Personality, language hamper health chatbot implementations

When it comes to accessing healthcare, patients are faced with a lot of decisions: Do I take the dreaded trip to the emergency room or wait to see a PCP? How long can I wait to be seen?

Increasingly, medical centers are looking to ease this stress with chatbots. However, this tech comes with its own set of obstacles and opportunities. 

Lisa Mason, senior director of product design, user research and product analytics at Providence St. Joseph, will be speaking at the HIMSS20 Global Health Conference & Exhibition in Orlando, Florida, in March about her work implementing chatbots. Her talk will zero in on four areas: developing a personality for chatbots, designing avatar icons used in the chatbot, interaction methods, and tips and tricks around how patients enter data. 

So far, Providence St. Joseph is employing chatbot technology for FAQs, as well as to help patients figure out which mode of care they should be accessing. 

One of the major challenges has been creating a personality for the chatbots. 

“In terms of the personality, that is the really hard thing to make sure you do well. That is the face of the chatbot and the face of your organization with the patient,” Mason said. “There are certain things we have tried that have not really resonated with patients. For example, the use of emoticons and emojis. Oftentimes, people aren’t feeling well and we have tried to lighten it up, and that hasn’t gone over well with patients.”

Making the interactions more to the point goes over better with patients, who are often sick and want answers quickly, she said. 

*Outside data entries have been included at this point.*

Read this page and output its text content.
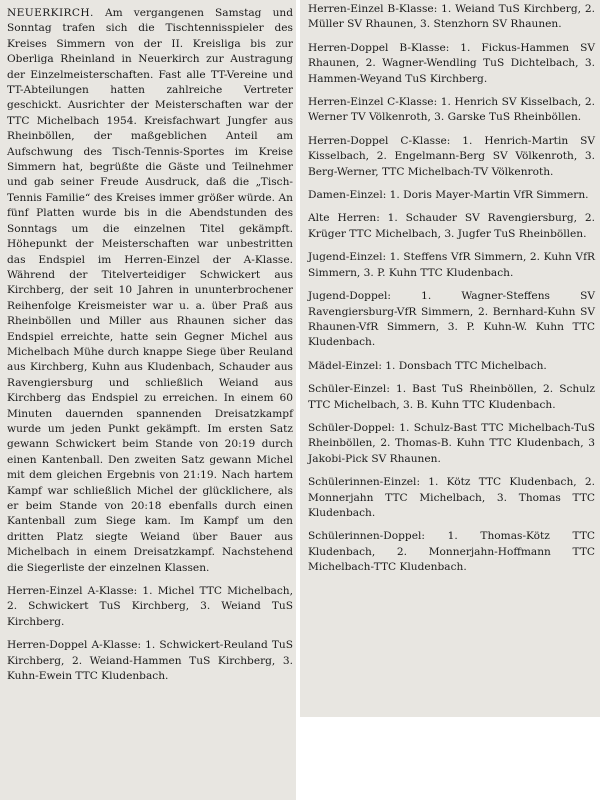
NEUERKIRCH. Am vergangenen Samstag und Sonntag trafen sich die Tischtennisspieler des Kreises Simmern von der II. Kreisliga bis zur Oberliga Rheinland in Neuerkirch zur Austragung der Einzelmeisterschaften. Fast alle TT-Vereine und TT-Abteilungen hatten zahlreiche Vertreter geschickt. Ausrichter der Meisterschaften war der TTC Michelbach 1954. Kreisfachwart Jungfer aus Rheinböllen, der maßgeblichen Anteil am Aufschwung des Tisch-Tennis-Sportes im Kreise Simmern hat, begrüßte die Gäste und Teilnehmer und gab seiner Freude Ausdruck, daß die „Tisch-Tennis Familie“ des Kreises immer größer würde. An fünf Platten wurde bis in die Abendstunden des Sonntags um die einzelnen Titel gekämpft. Höhepunkt der Meisterschaften war unbestritten das Endspiel im Herren-Einzel der A-Klasse. Während der Titelverteidiger Schwickert aus Kirchberg, der seit 10 Jahren in ununterbrochener Reihenfolge Kreismeister war u. a. über Praß aus Rheinböllen und Miller aus Rhaunen sicher das Endspiel erreichte, hatte sein Gegner Michel aus Michelbach Mühe durch knappe Siege über Reuland aus Kirchberg, Kuhn aus Kludenbach, Schauder aus Ravengiersburg und schließlich Weiand aus Kirchberg das Endspiel zu erreichen. In einem 60 Minuten dauernden spannenden Dreisatzkampf wurde um jeden Punkt gekämpft. Im ersten Satz gewann Schwickert beim Stande von 20:19 durch einen Kantenball. Den zweiten Satz gewann Michel mit dem gleichen Ergebnis von 21:19. Nach hartem Kampf war schließlich Michel der glücklichere, als er beim Stande von 20:18 ebenfalls durch einen Kantenball zum Siege kam. Im Kampf um den dritten Platz siegte Weiand über Bauer aus Michelbach in einem Dreisatzkampf. Nachstehend die Siegerliste der einzelnen Klassen.

Herren-Einzel A-Klasse: 1. Michel TTC Michelbach, 2. Schwickert TuS Kirchberg, 3. Weiand TuS Kirchberg.

Herren-Doppel A-Klasse: 1. Schwickert-Reuland TuS Kirchberg, 2. Weiand-Hammen TuS Kirchberg, 3. Kuhn-Ewein TTC Kludenbach.

Herren-Einzel B-Klasse: 1. Weiand TuS Kirchberg, 2. Müller SV Rhaunen, 3. Stenzhorn SV Rhaunen.

Herren-Doppel B-Klasse: 1. Fickus-Hammen SV Rhaunen, 2. Wagner-Wendling TuS Dichtelbach, 3. Hammen-Weyand TuS Kirchberg.

Herren-Einzel C-Klasse: 1. Henrich SV Kisselbach, 2. Werner TV Völkenroth, 3. Garske TuS Rheinböllen.

Herren-Doppel C-Klasse: 1. Henrich-Martin SV Kisselbach, 2. Engelmann-Berg SV Völkenroth, 3. Berg-Werner, TTC Michelbach-TV Völkenroth.

Damen-Einzel: 1. Doris Mayer-Martin VfR Simmern.

Alte Herren: 1. Schauder SV Ravengiersburg, 2. Krüger TTC Michelbach, 3. Jugfer TuS Rheinböllen.

Jugend-Einzel: 1. Steffens VfR Simmern, 2. Kuhn VfR Simmern, 3. P. Kuhn TTC Kludenbach.

Jugend-Doppel: 1. Wagner-Steffens SV Ravengiersburg-VfR Simmern, 2. Bernhard-Kuhn SV Rhaunen-VfR Simmern, 3. P. Kuhn-W. Kuhn TTC Kludenbach.

Mädel-Einzel: 1. Donsbach TTC Michelbach.

Schüler-Einzel: 1. Bast TuS Rheinböllen, 2. Schulz TTC Michelbach, 3. B. Kuhn TTC Kludenbach.

Schüler-Doppel: 1. Schulz-Bast TTC Michelbach-TuS Rheinböllen, 2. Thomas-B. Kuhn TTC Kludenbach, 3 Jakobi-Pick SV Rhaunen.

Schülerinnen-Einzel: 1. Kötz TTC Kludenbach, 2. Monnerjahn TTC Michelbach, 3. Thomas TTC Kludenbach.

Schülerinnen-Doppel: 1. Thomas-Kötz TTC Kludenbach, 2. Monnerjahn-Hoffmann TTC Michelbach-TTC Kludenbach.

“The tricks that have worked are being really short and succinct in what you are communicating but to do it in a way that shows the right amount of empathy but don’t go overboard,” she said. “People realize it is a chatbot, and if it tries display too many human characteristics people don’t like it.”

In addition to getting the personality right, the language can also be tricky. 

“Language is hard to do and hard to do well,” Mason said. “For example, we asked the question: If the patient was coughing up phlegm, and if yes [the bot] then would say, ‘Yikes, I’m sorry to heart that.’ But the patients were interpreting, ‘Yikes’ as ‘I have something serious,’ and would get anxious and scared.”

Testing the chatbots isn’t quite so straightforward. Typically, when people are using the bots they are ill. 

“The individuals that will use the chatbot are not healthy, and to test it we can’t bring in unhealthy people. That is not ethical. We can’t bring them into our facilities and say, ‘I want you to use the chatbot to figure out if you should go to the doctor,’” Mason said. “So, when we want to see if they are using the chatbot, we need to bring in healthy people. And that is not a real-world situation — people who are healthy are going to interact differently.”

While there are challenges to testing and implementing the bots, Mason said she has seen the technology improve care for patients. 

“What we are seeing so far is that we are getting people to the right mode of care and we are getting them to book appointments that keep our population healthy so they aren’t waiting until they are ill to go to the right provider,” she said. “It is better for health outcomes and better for patients.” 

Lisa Mason will share some of Providence St. Joesph’s chatbot tricks and tools at HIMSS20 in a session titled “Best Practices for Helpful Healthcare Chatbots” on Thursday, March 12, at 11:30 a.m. to 12:15 p.m. in room W311A.